Upon conversion (which takes 5 to 10 minutes), we would have completed our knowledge graph without writing any code!

Visualizing The Knowledge Graph

Let’s take a look at the visualization of the knowledge graph we built. We do this by clicking the Graph tab at the top bar, where the page will then display the graph diagram (based on a random sample of the entire network).

The red nodes represent the drugs, while the blue nodes represent the side effects. We can easily see that Aspirin has the highest number of side effects based on node size.

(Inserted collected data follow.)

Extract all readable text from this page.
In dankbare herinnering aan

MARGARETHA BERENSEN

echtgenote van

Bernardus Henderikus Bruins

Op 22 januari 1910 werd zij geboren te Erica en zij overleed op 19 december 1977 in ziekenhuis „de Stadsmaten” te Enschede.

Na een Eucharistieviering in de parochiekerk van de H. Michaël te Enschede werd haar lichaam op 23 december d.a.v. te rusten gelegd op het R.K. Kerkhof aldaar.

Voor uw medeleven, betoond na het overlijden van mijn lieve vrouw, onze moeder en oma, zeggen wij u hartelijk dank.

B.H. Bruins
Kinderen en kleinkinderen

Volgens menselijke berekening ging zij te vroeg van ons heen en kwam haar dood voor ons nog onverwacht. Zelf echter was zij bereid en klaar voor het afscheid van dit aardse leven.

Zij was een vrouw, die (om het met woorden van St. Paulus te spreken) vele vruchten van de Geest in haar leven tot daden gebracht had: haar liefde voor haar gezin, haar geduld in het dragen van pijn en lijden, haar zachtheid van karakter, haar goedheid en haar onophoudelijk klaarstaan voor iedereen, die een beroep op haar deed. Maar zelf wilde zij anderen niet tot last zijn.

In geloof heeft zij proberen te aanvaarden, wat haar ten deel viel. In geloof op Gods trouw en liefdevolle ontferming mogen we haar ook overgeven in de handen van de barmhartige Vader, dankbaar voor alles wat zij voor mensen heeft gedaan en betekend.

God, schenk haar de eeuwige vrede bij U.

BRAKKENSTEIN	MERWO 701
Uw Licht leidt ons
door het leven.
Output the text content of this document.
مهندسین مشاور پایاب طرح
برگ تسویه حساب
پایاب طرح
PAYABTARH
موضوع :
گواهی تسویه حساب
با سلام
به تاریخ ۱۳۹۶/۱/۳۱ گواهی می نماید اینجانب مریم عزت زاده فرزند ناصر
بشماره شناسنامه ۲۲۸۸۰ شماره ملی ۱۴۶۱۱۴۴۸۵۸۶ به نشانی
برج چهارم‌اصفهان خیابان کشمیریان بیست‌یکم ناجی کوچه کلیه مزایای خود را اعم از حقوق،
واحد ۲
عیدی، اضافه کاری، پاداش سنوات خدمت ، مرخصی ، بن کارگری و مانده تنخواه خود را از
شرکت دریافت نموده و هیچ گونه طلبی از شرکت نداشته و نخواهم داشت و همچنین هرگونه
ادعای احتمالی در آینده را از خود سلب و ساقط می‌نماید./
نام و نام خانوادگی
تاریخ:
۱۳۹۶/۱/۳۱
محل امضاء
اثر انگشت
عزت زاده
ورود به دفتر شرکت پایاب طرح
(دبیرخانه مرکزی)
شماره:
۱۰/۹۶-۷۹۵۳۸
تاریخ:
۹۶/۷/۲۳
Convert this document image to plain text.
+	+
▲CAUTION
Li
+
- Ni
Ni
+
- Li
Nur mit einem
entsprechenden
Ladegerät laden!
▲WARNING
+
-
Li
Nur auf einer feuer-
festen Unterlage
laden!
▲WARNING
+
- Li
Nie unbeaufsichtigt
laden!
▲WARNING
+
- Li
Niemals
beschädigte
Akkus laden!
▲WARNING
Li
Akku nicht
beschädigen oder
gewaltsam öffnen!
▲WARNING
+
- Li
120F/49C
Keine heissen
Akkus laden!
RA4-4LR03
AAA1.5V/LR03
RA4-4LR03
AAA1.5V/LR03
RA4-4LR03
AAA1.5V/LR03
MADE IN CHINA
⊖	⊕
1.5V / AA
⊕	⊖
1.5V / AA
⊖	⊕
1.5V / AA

When we select a single side effect, e.g., hyporeflexia, we can see which drugs can potentially cause that specific side effect.

There is also a wide range of options available in the user interface for deeper analysis. These options include filters to limit the graph to specific properties and complex queries to locate paths based on pre-defined constraints.
You can explore the public folder for this project over here.

Enriching Analysis with Business Metadata

Beyond creating knowledge graphs, KgBase is also home to an open-collaboration knowledge graph base containing business metadata for more than 100,000 companies worldwide. This rich database empowers users to tie together disparate and fragmented data symbologies and eliminate redundant mapping processes.

For example, a simple search of the pharmaceutical company ‘Amgen’ returns its Universal Business Identifier (UBID) and corresponding metadata such as brand mapping and financial identifiers (e.g., CUSIPs, ISINs, DUNS, FIGI numbers, etc.)

In the spirit of open-source collaboration, users can enrich this database by contributing business metadata that does not yet exist.

For example, the UBID for “Lek Pharma” was provided by a contributor, and this information was subsequently approved and added.

Conclusion

We have seen only the tip of the iceberg regarding the capabilities of knowledge graphs. For example, enterprises can also create universal data sources using knowledge graphs to connect multiple data sources across different domains.

Building knowledge graphs required a lot of effort in the past, but no-code platforms like KgBase have made it much easier for non-experts to create, integrate and maintain such systems.

It would thus be no surprise to see these platforms continue to grow increasingly mainstream and help democratize the benefits of using knowledge graphs.